The government will also weigh in on Hikma Pharmaceuticals v. Vanda Pharmaceuticals. At issue in the case is whether a method to treat patients – here, a way to treat schizophrenia using a particular drug and methodology – can be patented. There is no deadline for the government to file its briefs.
The justices denied the petition for review filed by Keith Tharpe, a Georgia death-row inmate seeking review of his claim that one of the jurors who sentenced him to death was biased against him because of his race. Tharpe, who is African-American, has a signed affidavit from Barney Gattie, the juror, in which Gattie makes “repugnant comments” “rife with racial slurs” and indicates that Tharpe’s race played a role in Gattie’s decision to sentence Tharpe to death. Tharpe had asked the Supreme Court to review a ruling by the U.S. Court of Appeals for the 11th Circuit that rejected his efforts to reopen his federal post-conviction proceedings to raise the biased-juror claim.
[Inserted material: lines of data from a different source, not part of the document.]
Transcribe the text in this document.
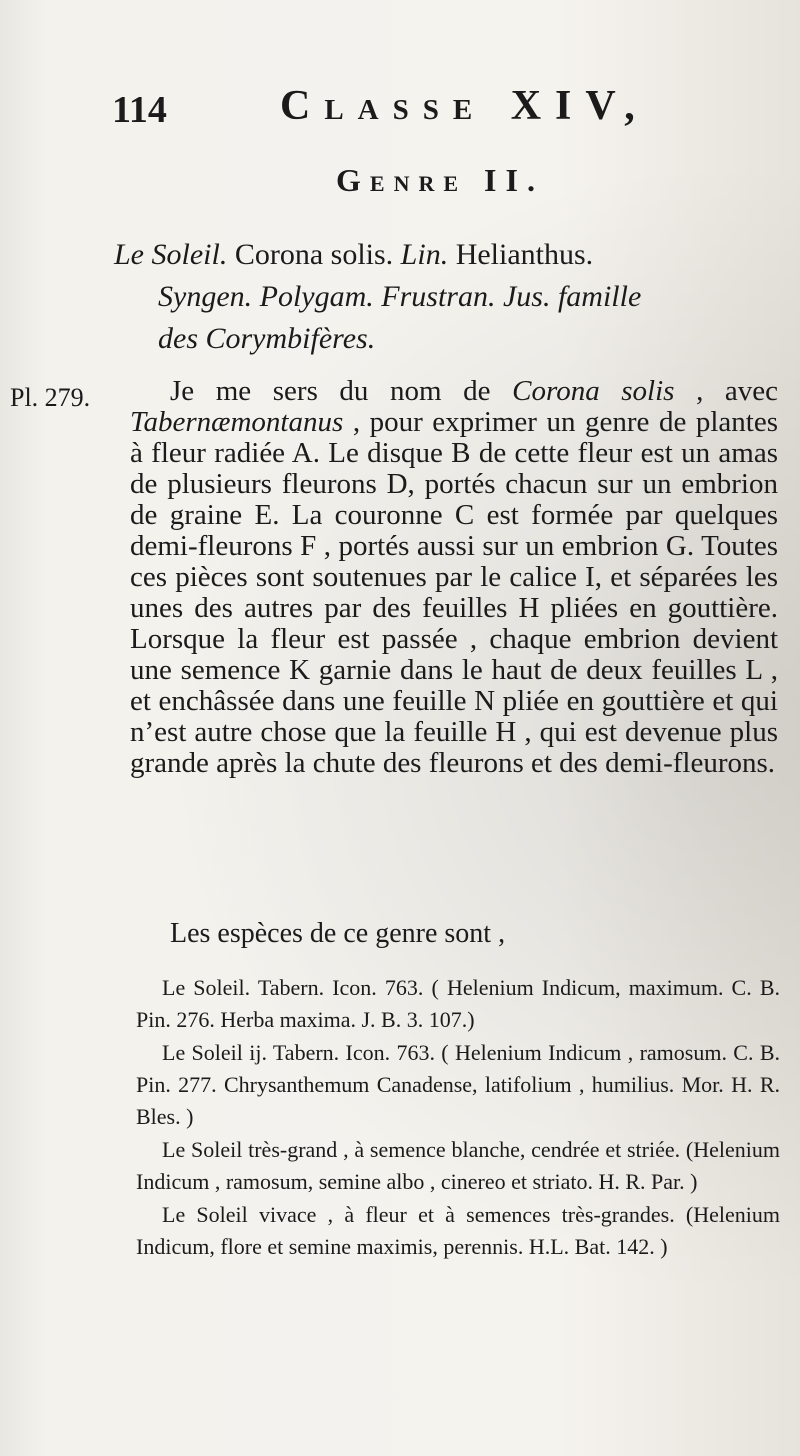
114	Classe XIV,
Genre II.

Le Soleil. Corona solis. Lin. Helianthus.

Syngen. Polygam. Frustran. Jus. famille

des Corymbifères.

Pl. 279.	Je me sers du nom de Corona solis , avec Tabernæmontanus , pour exprimer un genre de plantes à fleur radiée A. Le disque B de cette fleur est un amas de plusieurs fleurons D, portés chacun sur un embrion de graine E. La couronne C est formée par quelques demi-fleurons F , portés aussi sur un embrion G. Toutes ces pièces sont soutenues par le calice I, et séparées les unes des autres par des feuilles H pliées en gouttière. Lorsque la fleur est passée , chaque embrion devient une semence K garnie dans le haut de deux feuilles L , et enchâssée dans une feuille N pliée en gouttière et qui n’est autre chose que la feuille H , qui est devenue plus grande après la chute des fleurons et des demi-fleurons.

Les espèces de ce genre sont ,

Le Soleil. Tabern. Icon. 763. ( Helenium Indicum, maximum. C. B. Pin. 276. Herba maxima. J. B. 3. 107.)

Le Soleil ij. Tabern. Icon. 763. ( Helenium Indicum , ramosum. C. B. Pin. 277. Chrysanthemum Canadense, latifolium , humilius. Mor. H. R. Bles. )

Le Soleil très-grand , à semence blanche, cendrée et striée. (Helenium Indicum , ramosum, semine albo , cinereo et striato. H. R. Par. )

Le Soleil vivace , à fleur et à semences très-grandes. (Helenium Indicum, flore et semine maximis, perennis. H.L. Bat. 142. )
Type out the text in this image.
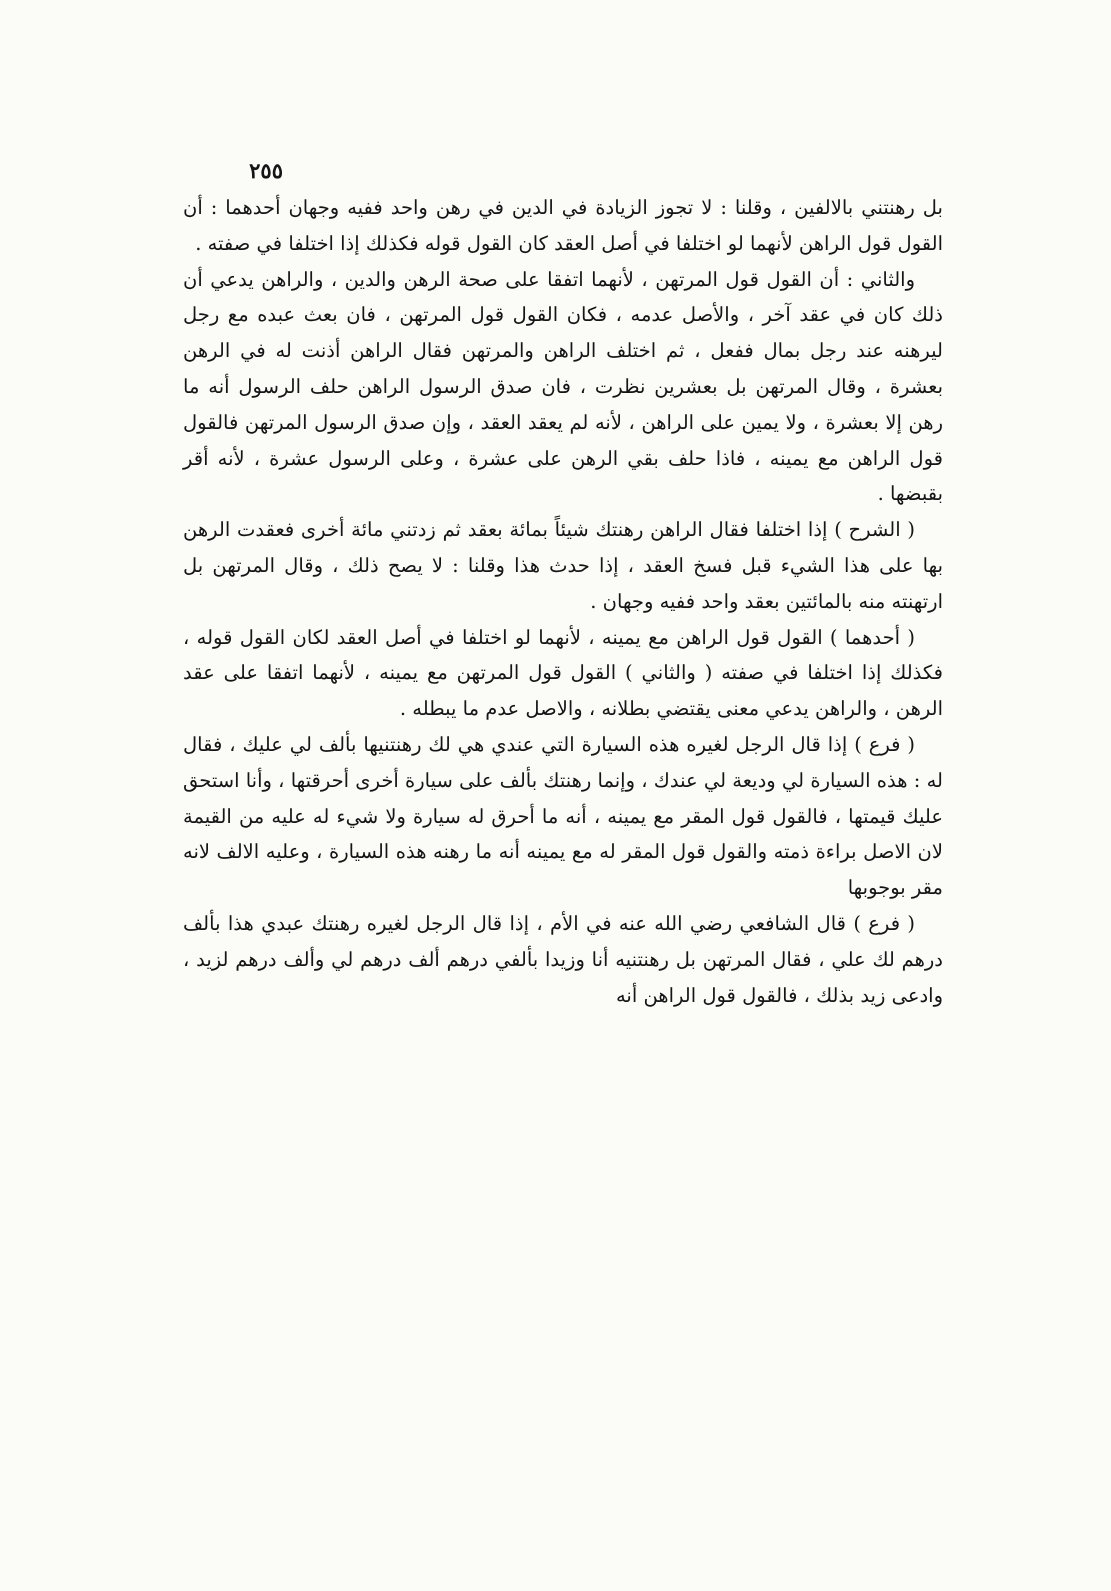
٢٥٥

بل رهنتني بالالفين ، وقلنا : لا تجوز الزيادة في الدين في رهن واحد ففيه وجهان أحدهما : أن القول قول الراهن لأنهما لو اختلفا في أصل العقد كان القول قوله فكذلك إذا اختلفا في صفته .

والثاني : أن القول قول المرتهن ، لأنهما اتفقا على صحة الرهن والدين ، والراهن يدعي أن ذلك كان في عقد آخر ، والأصل عدمه ، فكان القول قول المرتهن ، فان بعث عبده مع رجل ليرهنه عند رجل بمال ففعل ، ثم اختلف الراهن والمرتهن فقال الراهن أذنت له في الرهن بعشرة ، وقال المرتهن بل بعشرين نظرت ، فان صدق الرسول الراهن حلف الرسول أنه ما رهن إلا بعشرة ، ولا يمين على الراهن ، لأنه لم يعقد العقد ، وإن صدق الرسول المرتهن فالقول قول الراهن مع يمينه ، فاذا حلف بقي الرهن على عشرة ، وعلى الرسول عشرة ، لأنه أقر بقبضها .

( الشرح ) إذا اختلفا فقال الراهن رهنتك شيئاً بمائة بعقد ثم زدتني مائة أخرى فعقدت الرهن بها على هذا الشيء قبل فسخ العقد ، إذا حدث هذا وقلنا : لا يصح ذلك ، وقال المرتهن بل ارتهنته منه بالمائتين بعقد واحد ففيه وجهان .

( أحدهما ) القول قول الراهن مع يمينه ، لأنهما لو اختلفا في أصل العقد لكان القول قوله ، فكذلك إذا اختلفا في صفته ( والثاني ) القول قول المرتهن مع يمينه ، لأنهما اتفقا على عقد الرهن ، والراهن يدعي معنى يقتضي بطلانه ، والاصل عدم ما يبطله .

( فرع ) إذا قال الرجل لغيره هذه السيارة التي عندي هي لك رهنتنيها بألف لي عليك ، فقال له : هذه السيارة لي وديعة لي عندك ، وإنما رهنتك بألف على سيارة أخرى أحرقتها ، وأنا استحق عليك قيمتها ، فالقول قول المقر مع يمينه ، أنه ما أحرق له سيارة ولا شيء له عليه من القيمة لان الاصل براءة ذمته والقول قول المقر له مع يمينه أنه ما رهنه هذه السيارة ، وعليه الالف لانه مقر بوجوبها

( فرع ) قال الشافعي رضي الله عنه في الأم ، إذا قال الرجل لغيره رهنتك عبدي هذا بألف درهم لك علي ، فقال المرتهن بل رهنتنيه أنا وزيدا بألفي درهم ألف درهم لي وألف درهم لزيد ، وادعى زيد بذلك ، فالقول قول الراهن أنه
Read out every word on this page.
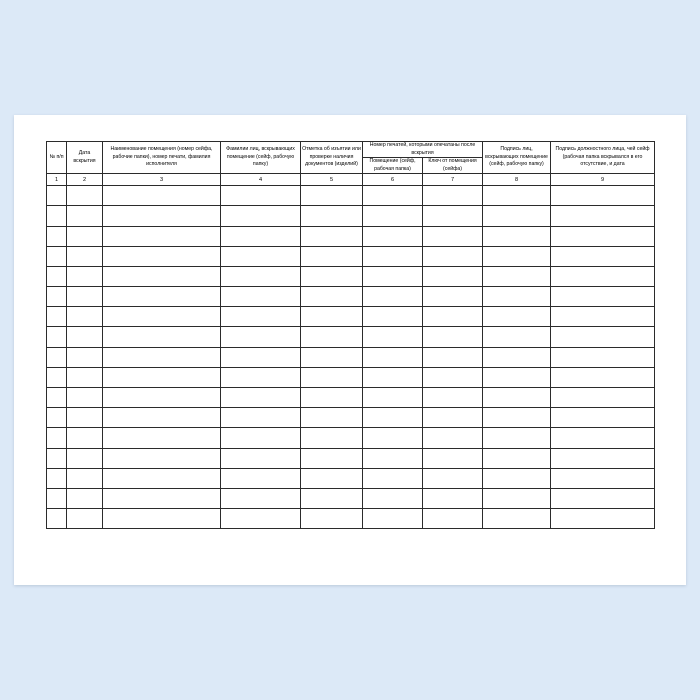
№ п/п	Дата вскрытия	Наименование помещения (номер сейфа, рабочие папки), номер печати, фамилия исполнителя	Фамилии лиц, вскрывающих помещение (сейф, рабочую папку)	Отметка об изъятии или проверке наличия документов (изделий)	Номер печатей, которыми опечатаны после вскрытия		Подпись лиц, вскрывающих помещение (сейф, рабочую папку)	Подпись должностного лица, чей сейф (рабочая папка вскрывался в его отсутствие, и дата
					Помещение (сейф, рабочая папка)	Ключ от помещения (сейфа)		
1	2	3	4	5	6	7	8	9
In a statement regarding the court’s denial of review, Justice Sonia Sotomayor described herself as “profoundly troubled by the underlying facts of this case.” She noted that, although it “may be tempting to dismiss Tharpe’s case as an outlier,” “racial bias is a familiar and recurring evil” that “can and does seep into the jury system.” But Sotomayor agreed with the court’s decision not to review the case, emphasizing that the “petition that the Court denies today does not turn on the merits of that claim.”
This post was also published on SCOTUSblog.
An earlier version of this post stated that Evangelisto Ramos was sentenced to death; he was sentenced to life in prison without the possibility of parole.